For DXP, the process of folding a new company into the existing one is a practice in branding strategy. DXP keeps the existing management team in place, and allows that team to dictate the speed at which their brand is replaced by DXP Enterprises. The faster the company integrates, the faster the DXP resources become available to them, which is a huge incentive for speed.

Those resources include a strong onboarding program that teaches new employees who DXP is as a company, what the corporate values are, and how to succeed in the company’s framework. Taking the time to reinforce the culture of DXP underscores the value of the company these employees are becoming a part of — and reinforces that the decision to sell was the right one.

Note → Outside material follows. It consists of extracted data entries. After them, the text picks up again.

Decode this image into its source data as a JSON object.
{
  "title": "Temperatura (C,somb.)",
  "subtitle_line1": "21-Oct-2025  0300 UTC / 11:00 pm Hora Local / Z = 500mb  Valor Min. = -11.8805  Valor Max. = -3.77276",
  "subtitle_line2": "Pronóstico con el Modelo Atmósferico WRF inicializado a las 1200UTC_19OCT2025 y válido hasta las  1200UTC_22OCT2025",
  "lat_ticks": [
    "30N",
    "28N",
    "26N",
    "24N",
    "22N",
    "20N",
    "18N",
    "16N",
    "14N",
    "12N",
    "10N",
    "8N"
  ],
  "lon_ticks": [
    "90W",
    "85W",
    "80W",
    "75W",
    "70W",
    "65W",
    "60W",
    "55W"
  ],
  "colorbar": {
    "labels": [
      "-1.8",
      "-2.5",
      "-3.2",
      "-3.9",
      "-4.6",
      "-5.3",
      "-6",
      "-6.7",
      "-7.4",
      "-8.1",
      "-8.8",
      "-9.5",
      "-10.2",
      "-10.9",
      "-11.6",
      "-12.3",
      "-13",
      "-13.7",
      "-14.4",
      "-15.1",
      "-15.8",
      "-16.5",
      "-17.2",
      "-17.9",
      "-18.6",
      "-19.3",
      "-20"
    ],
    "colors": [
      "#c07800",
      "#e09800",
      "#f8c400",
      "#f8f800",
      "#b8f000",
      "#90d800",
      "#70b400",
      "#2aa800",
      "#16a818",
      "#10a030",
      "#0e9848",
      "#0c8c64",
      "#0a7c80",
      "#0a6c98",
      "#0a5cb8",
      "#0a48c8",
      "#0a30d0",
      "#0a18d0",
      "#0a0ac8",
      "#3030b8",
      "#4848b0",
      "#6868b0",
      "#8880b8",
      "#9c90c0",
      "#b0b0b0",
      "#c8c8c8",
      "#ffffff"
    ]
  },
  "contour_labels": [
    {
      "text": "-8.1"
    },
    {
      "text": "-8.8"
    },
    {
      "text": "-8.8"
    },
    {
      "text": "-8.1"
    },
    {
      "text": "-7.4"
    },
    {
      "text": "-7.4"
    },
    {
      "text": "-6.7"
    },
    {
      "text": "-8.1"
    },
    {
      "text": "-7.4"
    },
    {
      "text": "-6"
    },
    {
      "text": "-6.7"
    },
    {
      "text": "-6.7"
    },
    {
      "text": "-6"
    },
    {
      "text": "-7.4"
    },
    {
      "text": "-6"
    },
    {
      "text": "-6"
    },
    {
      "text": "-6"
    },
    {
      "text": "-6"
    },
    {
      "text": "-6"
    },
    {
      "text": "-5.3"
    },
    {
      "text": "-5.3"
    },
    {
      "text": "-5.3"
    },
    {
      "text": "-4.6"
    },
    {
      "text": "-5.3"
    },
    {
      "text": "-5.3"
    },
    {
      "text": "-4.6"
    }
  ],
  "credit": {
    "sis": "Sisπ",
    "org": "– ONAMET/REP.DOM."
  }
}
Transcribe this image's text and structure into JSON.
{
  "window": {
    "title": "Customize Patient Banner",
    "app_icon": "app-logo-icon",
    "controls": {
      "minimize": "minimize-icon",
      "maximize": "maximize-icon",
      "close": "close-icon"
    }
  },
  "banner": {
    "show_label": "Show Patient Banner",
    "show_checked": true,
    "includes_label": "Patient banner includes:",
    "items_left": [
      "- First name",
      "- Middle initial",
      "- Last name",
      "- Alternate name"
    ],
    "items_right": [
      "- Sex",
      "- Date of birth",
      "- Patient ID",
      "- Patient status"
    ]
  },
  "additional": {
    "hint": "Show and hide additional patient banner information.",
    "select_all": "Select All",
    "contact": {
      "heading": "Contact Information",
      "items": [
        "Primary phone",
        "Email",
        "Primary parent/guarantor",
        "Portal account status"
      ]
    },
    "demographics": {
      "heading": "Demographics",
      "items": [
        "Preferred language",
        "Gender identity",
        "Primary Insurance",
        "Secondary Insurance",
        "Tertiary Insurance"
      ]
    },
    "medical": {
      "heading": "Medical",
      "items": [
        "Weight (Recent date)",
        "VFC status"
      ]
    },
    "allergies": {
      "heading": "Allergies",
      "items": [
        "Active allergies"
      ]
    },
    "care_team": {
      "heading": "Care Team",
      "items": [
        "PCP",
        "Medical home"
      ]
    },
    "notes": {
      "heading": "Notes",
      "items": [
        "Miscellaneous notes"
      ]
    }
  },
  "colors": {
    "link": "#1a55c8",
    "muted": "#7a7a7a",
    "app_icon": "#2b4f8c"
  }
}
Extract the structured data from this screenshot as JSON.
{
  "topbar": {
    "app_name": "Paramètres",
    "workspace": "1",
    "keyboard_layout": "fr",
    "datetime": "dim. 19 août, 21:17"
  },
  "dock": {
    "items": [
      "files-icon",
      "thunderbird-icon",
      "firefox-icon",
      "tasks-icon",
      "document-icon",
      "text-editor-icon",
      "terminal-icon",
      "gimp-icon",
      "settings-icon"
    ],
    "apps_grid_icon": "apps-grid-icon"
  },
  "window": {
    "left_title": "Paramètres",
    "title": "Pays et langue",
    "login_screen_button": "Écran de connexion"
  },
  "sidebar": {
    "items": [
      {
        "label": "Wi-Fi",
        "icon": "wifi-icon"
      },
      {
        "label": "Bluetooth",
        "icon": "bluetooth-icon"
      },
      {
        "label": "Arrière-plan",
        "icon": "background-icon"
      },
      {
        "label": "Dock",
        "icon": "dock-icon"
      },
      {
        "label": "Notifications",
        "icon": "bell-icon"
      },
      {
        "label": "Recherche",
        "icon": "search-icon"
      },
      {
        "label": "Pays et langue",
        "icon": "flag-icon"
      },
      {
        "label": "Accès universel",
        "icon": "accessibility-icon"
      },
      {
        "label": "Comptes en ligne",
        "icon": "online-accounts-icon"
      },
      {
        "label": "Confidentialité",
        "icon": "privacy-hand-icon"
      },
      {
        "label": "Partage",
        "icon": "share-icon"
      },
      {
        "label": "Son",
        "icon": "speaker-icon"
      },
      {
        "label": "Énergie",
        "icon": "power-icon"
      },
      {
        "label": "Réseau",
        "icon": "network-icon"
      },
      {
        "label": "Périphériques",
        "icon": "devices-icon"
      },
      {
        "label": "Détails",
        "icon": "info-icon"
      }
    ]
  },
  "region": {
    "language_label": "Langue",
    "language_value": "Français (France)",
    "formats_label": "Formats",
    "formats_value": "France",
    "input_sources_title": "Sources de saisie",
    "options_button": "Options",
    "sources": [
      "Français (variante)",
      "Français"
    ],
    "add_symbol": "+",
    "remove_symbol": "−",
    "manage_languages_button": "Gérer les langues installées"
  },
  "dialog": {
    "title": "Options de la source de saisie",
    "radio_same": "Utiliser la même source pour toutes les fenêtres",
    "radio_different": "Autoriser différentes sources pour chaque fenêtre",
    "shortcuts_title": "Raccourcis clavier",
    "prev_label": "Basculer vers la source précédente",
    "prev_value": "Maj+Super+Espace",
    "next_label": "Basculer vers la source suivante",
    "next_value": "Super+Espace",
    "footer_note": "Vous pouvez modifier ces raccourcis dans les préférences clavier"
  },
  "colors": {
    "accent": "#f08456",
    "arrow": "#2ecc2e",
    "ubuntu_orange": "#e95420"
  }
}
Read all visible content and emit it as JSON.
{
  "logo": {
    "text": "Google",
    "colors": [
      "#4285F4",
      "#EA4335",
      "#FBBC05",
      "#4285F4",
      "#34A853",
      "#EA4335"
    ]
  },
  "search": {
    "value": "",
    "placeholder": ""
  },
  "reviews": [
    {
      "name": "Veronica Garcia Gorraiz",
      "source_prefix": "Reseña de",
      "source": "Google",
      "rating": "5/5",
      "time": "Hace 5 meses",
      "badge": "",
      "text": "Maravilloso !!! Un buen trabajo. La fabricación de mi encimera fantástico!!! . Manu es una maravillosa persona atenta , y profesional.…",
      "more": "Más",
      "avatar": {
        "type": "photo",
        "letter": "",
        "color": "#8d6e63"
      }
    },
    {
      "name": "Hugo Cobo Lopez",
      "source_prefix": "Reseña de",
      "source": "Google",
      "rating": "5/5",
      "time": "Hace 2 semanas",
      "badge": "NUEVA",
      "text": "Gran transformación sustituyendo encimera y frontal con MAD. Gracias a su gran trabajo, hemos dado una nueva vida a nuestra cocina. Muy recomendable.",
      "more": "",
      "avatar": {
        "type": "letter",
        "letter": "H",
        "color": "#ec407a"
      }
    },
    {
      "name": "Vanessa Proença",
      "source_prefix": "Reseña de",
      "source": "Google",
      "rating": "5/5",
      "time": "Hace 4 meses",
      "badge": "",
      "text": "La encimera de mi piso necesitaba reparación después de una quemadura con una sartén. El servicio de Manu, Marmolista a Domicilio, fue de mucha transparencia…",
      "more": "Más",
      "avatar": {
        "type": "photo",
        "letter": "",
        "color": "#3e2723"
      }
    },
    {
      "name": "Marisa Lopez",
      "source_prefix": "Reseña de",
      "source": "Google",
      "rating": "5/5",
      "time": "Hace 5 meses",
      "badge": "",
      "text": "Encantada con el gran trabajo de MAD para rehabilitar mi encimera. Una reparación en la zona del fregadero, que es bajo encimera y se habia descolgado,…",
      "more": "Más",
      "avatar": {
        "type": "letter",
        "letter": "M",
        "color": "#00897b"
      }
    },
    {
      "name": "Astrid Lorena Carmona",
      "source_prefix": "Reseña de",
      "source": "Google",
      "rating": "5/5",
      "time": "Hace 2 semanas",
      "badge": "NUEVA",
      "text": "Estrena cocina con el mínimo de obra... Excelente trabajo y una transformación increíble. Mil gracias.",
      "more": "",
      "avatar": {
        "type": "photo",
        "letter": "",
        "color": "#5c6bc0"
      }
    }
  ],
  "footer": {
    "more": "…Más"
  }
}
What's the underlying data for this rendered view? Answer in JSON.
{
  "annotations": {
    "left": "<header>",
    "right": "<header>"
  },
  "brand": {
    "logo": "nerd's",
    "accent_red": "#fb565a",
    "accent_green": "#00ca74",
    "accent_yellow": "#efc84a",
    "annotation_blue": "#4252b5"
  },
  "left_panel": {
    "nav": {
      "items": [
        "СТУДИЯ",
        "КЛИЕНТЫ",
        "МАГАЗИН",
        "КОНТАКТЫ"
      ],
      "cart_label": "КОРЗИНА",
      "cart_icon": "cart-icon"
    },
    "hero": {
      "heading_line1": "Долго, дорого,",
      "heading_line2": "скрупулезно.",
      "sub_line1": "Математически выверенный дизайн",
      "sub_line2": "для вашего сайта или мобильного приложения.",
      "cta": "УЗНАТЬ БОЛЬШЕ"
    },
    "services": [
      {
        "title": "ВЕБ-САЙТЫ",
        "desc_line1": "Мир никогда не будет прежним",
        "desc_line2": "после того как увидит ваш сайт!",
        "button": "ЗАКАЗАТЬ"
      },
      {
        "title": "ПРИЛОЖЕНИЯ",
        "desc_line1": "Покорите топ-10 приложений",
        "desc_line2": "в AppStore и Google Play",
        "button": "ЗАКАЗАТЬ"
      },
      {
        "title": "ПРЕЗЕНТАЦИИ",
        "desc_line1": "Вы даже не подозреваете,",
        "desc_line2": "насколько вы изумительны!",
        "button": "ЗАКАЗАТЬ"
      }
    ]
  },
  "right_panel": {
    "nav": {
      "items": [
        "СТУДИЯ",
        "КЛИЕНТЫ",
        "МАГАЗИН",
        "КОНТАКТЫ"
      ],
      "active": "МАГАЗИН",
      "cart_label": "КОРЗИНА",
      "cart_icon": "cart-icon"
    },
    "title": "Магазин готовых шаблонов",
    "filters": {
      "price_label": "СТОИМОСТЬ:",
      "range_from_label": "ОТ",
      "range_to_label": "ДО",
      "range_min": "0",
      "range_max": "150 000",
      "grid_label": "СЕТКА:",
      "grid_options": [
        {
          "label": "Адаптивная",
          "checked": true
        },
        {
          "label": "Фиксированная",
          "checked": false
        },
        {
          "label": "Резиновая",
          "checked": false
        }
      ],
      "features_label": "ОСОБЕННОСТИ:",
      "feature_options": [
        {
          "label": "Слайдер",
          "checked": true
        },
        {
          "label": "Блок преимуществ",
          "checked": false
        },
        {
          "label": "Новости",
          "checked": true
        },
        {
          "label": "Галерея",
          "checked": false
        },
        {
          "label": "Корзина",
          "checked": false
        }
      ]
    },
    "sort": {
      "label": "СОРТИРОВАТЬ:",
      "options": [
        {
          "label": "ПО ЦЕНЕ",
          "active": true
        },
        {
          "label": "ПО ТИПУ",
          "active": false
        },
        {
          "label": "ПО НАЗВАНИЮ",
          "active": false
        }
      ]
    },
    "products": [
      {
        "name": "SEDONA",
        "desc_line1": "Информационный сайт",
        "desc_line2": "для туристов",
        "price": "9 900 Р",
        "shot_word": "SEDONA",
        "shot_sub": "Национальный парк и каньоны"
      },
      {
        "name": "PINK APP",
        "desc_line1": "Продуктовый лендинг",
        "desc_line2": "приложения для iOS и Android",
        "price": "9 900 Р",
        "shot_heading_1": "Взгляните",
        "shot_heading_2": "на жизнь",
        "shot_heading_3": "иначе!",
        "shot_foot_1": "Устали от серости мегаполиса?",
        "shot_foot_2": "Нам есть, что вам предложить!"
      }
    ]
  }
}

“When the DXP brand becomes more important to them and their customers than their own brand – when their own brand starts to get in the way – that is when they want to very quickly adopt the DXP brand and all that entails,” says Hamlin.

It is important to DXP that its brand means more than a financial transaction to the owners. “We want to be the acquirer of choice,” adds Little. “This keeps our acquisition possibility pipeline full.”

Customer-Driven Solutions

Part of the distribution business is listening to customer needs. As Jeffery puts it, “DXP allows the employees at the company to bring the solution and be the solution to meet the needs of our customers.” This results in engaged employees, who are customer-driven.

“The distribution business is challenging and rewarding,” says Little.

As someone who has brought a 20 million dollar revenue company through a reverse merger, going public, and more than two dozen acquisitions to become the billion dollar plus business that it is today, David Little – along with his DXPeople – is the right kind of person for the challenge.